As we move towards one of the most important rounds of the UNFCCC Climate Negotiations, the Future of Cooling programme is hosting a series of online seminars leading up to COP26. The motivation behind the series is the need for high-profile and broad-reaching conversations on tackling cooling as a system -- one that is integral to addressing the climate crisis. The webinars will engage in conversation with academics, industry and policy makers, and cover each of the themes that link to the programme’s framework on sustainable cooling: social interactions and cooling cultures; cooling technology and innovation; models for sustainable cold chains; circular cooling economy; infrastructure design for sustainable cooling; and finally, cooling for climate action.
This talk is organised by the Oxford Martin Programme on the Future of Cooling
To register and watch this talk live: www.crowdcast.io/e/infrastructure-design
Cofounder and Chairman Emeritus, Rocky Mountain Institute (RMI)
Physicist Amory Lovins is Cofounder and Chairman Emeritus of Rocky Mountain Institute, energy advisor to major firms and governments in 65+ countries for 40+ years and the author of 31 books and more than 600 papers. He has taught at ten universities and has received numerous awards for his work, including the Blue Planet, Volvo, Zayed, Onassis, Nissan, Shingo, and Mitchell Prizes, the MacArthur and Ashoka Fellowships, 12 honorary doctorates, and the Heinz, Lindbergh, Right Livelihood (“alternative Nobel”), National Design, and World Technology Awards. Time has named him one of the world’s 100 most influential people, and Foreign Policy, one of the 100 top global thinkers.
Among his many areas of expertise, Amory is a leading figure of the global drive to improve energy efficiency, and, more recently, to provide universal access to cooling without warming the planet. He has overseen the establishment of the Global Cooling Prize in 2018 to honour innovations which can reduce the climate impact of cooling by at least 80%. Since the 1980s, he has produced an extensive publication track record on technical, economic, environmental, social and cultural aspects of cooling. As early as 1992, he focused on behavioural and cultural issues of cooling, believing that people’s perceptions of thermal comfort are key to improve the cooling infrastructure.
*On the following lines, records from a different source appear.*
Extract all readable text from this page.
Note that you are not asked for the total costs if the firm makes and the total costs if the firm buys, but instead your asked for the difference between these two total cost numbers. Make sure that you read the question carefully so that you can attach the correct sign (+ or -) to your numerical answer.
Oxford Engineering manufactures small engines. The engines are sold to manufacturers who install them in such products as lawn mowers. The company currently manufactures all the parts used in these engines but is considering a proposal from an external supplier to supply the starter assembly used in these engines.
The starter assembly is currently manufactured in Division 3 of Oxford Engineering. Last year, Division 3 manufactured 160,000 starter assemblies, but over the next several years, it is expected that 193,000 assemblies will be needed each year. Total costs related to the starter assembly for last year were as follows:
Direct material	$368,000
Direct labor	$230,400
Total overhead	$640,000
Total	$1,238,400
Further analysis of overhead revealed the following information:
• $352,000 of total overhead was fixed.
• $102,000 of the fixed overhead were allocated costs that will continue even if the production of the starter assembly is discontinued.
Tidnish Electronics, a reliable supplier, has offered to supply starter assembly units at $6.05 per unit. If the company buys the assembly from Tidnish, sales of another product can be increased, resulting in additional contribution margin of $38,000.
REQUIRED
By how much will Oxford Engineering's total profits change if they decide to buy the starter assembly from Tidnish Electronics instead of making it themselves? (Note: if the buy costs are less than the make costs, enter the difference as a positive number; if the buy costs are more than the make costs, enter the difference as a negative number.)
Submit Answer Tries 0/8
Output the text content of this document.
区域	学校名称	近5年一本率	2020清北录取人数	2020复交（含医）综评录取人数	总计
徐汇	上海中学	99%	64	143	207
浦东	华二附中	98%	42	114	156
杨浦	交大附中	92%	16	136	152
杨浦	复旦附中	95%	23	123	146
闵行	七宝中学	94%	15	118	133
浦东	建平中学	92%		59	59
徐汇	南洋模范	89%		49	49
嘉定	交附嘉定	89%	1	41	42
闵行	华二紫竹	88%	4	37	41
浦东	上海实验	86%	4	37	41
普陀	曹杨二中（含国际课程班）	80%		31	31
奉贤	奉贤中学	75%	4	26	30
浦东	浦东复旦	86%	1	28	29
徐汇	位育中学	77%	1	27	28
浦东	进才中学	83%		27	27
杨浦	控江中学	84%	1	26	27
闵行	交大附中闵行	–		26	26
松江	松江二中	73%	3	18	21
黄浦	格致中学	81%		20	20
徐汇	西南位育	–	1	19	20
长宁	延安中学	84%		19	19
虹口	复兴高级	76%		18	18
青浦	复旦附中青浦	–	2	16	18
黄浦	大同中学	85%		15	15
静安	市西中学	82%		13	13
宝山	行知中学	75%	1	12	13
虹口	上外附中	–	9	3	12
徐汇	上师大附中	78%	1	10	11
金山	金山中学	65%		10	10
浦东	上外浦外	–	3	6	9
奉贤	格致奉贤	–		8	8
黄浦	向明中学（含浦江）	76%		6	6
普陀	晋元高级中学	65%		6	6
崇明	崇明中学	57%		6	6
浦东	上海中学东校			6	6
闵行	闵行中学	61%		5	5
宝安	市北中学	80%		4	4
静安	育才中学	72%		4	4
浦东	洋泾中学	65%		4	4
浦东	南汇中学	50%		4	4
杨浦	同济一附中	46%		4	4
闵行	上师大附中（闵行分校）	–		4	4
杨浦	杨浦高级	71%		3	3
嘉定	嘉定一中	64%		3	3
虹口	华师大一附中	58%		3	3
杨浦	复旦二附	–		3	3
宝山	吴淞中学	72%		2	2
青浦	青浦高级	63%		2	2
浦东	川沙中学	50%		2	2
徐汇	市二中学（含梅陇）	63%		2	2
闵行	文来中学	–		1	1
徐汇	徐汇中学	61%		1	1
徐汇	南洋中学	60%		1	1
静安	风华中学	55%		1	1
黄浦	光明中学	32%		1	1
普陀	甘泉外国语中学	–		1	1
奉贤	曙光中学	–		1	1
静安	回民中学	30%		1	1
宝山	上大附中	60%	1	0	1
Energy Efficiency Specialist, UN Environment (UNEP)
Madeleine Edl is an Energy Efficiency Specialist who coordinates regional projects on energy efficient lighting, cooling and appliances, and supports the development of several tools and resources within UNEP’s United for Efficiency (U4E) initiative. Within this context, she is responsible for the coordination of the initiative’s activities in the Southern and Eastern African regions on the development of Minimum Energy Performance Standards (MEPS) and labels for air conditioners and refrigerating appliances. Additionally, she is also currently facilitating the harmonisation of product registry activities in the South East Asian region.
Madeleine has previously worked in Niger on providing technical assistance to a regional body in the context of securing the energy supply in the West African region. She holds a master’s degree in International Policies and is currently pursuing an additional master in Energy Management.